Quote:
Originally Posted by case3
Would read a FACTS wall of text. Up-to-the-date overview of the case for TRT on the stock HF'r: 35, some lifting experience, starting to get testcurious as middle age approaches.
What a lot of the medical field has done over the years is just move to goalposts and define the need for TRT is terms relative to other men in that current time period that some objective level. Couple that with rapidly falling average testosterone levels and you have a public health crisis on your hands. The risks have been greatly overstated based on faulty evidence from 7 decades ago while the benefits have been understated and are just now starting to be understood.
https://www.health.harvard.edu/blog/...apy-2009031141
https://bigthink.com/sex-relationshi...osterone-today
But then the really alarming thing is the effectiveness of testosterone in a psychiatric context for depression. We know how hormones can deeply affect mood, feelings, and thoughts. As males, our hormonal equilbriums have been ****ed with since the day we were born and it was entirely outside of our control. If it were any other hormone, like thyroid, nobody would bat an eye at the idea of restoring equilibrium alleviating depressive symptoms. But because of a ****ing dumbass Ben Affleck after school special from 1991, Joe Biden 1992 idiocy, and the actions of literal brain damaged pro wrestlers being blamed on steroids by popular media, the idea of using testosterone in a psychiatric context has been taboo up until now.

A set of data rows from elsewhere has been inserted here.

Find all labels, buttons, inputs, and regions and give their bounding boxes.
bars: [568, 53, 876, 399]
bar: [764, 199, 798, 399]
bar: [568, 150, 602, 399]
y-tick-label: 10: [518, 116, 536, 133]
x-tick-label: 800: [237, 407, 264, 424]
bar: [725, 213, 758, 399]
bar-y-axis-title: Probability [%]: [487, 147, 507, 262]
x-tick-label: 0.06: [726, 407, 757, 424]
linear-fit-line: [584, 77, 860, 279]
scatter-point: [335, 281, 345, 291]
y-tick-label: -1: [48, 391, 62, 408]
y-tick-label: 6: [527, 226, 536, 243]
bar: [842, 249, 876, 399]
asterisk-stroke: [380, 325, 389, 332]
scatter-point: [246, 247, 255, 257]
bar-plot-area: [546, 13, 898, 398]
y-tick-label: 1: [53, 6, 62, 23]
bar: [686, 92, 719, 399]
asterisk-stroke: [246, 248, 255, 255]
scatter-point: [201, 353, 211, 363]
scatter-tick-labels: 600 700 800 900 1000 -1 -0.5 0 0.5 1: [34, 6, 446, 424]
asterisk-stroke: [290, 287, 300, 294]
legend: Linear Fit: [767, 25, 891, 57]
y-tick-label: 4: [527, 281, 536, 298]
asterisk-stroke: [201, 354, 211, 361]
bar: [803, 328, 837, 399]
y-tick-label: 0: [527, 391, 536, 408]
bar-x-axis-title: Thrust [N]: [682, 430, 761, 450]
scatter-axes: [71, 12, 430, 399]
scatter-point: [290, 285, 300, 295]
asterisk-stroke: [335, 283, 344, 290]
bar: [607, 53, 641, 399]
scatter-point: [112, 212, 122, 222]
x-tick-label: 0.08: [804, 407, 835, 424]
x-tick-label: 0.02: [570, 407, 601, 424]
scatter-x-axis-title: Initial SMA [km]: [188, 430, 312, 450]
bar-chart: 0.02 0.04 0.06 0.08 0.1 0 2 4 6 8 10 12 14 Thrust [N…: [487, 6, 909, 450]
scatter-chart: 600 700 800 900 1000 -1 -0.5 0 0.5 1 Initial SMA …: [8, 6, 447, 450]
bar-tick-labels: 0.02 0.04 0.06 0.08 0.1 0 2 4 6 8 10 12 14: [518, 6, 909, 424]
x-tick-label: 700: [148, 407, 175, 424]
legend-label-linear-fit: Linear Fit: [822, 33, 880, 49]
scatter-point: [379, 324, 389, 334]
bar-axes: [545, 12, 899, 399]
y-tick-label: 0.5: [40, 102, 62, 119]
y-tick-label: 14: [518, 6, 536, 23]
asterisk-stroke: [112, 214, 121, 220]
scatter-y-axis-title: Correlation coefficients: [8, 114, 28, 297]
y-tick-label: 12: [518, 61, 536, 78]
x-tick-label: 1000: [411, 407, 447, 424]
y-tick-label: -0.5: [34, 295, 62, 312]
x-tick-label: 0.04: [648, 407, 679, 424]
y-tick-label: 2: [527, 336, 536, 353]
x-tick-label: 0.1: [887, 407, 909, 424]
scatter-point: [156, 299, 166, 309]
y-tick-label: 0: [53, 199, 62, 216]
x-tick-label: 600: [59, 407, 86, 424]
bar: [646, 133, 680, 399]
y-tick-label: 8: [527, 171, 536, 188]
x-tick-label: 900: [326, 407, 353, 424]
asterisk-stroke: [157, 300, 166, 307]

I remember a study seeing a dose dependent response in alleviating depressive symptoms in men where they consistently found 'more is better' even as they crept into bodybuilder doses that were well beyond replacement (500mg/wk). I believe I posted in LC thread somewhere a few months back and I'm having trouble digging it up.
Speaking from personal experience: the impacts on recovery and muscle growth were tiny from trt by itself. But what TRT allows you to do is take various oral steroids, prohormones, and SARMS without nearly as many side effects. If you took those without TRT, you'd shut down your natural testosterone and have all the low T symptoms outside the gym but great performance inside the gym. Since you're already on trt, this is no longer a concern so you can do all sorts of low dose oral anabolics to get some huge enhancements in performance. In a clinical setting, 125mg/wk of test and 10mg/day of anavar outperformed 600mg/wk of just testosterone for building muscle and strength.
TRT's effects are EXTREMELY noticeable with regard to mood, emotional state, and behaviour. Things that used to scare me just didn't anymore. An important job interview, an interaction with a stranger, approaching a girl, or public speaking were just no longer fear or anxiety inducing. It won't get rid of that sort of "existential, why am I here? who am I? what am I doing with my life?" kind of anxiety, but the social kind just ****ing evaporated within the first few months of being on HRT. My sex drive was already really high since I was the type who had moderate testosterone but high estrogen natty and (when sufficient testosterone is present) high estrogen in men is associated with high libido, counterintuitively enough. If you are low T AND low e, you'll probably have a very large libido boost. If you are low T and high E, probably a smaller libido boost but still there. If you are moderate or high T and moderate or high E, you will probably get no libido boost or even a decrease if you don't manage aromatase inhibitor use properly.
Last edited by Evoken; 08-10-2020 at 08:42 AM.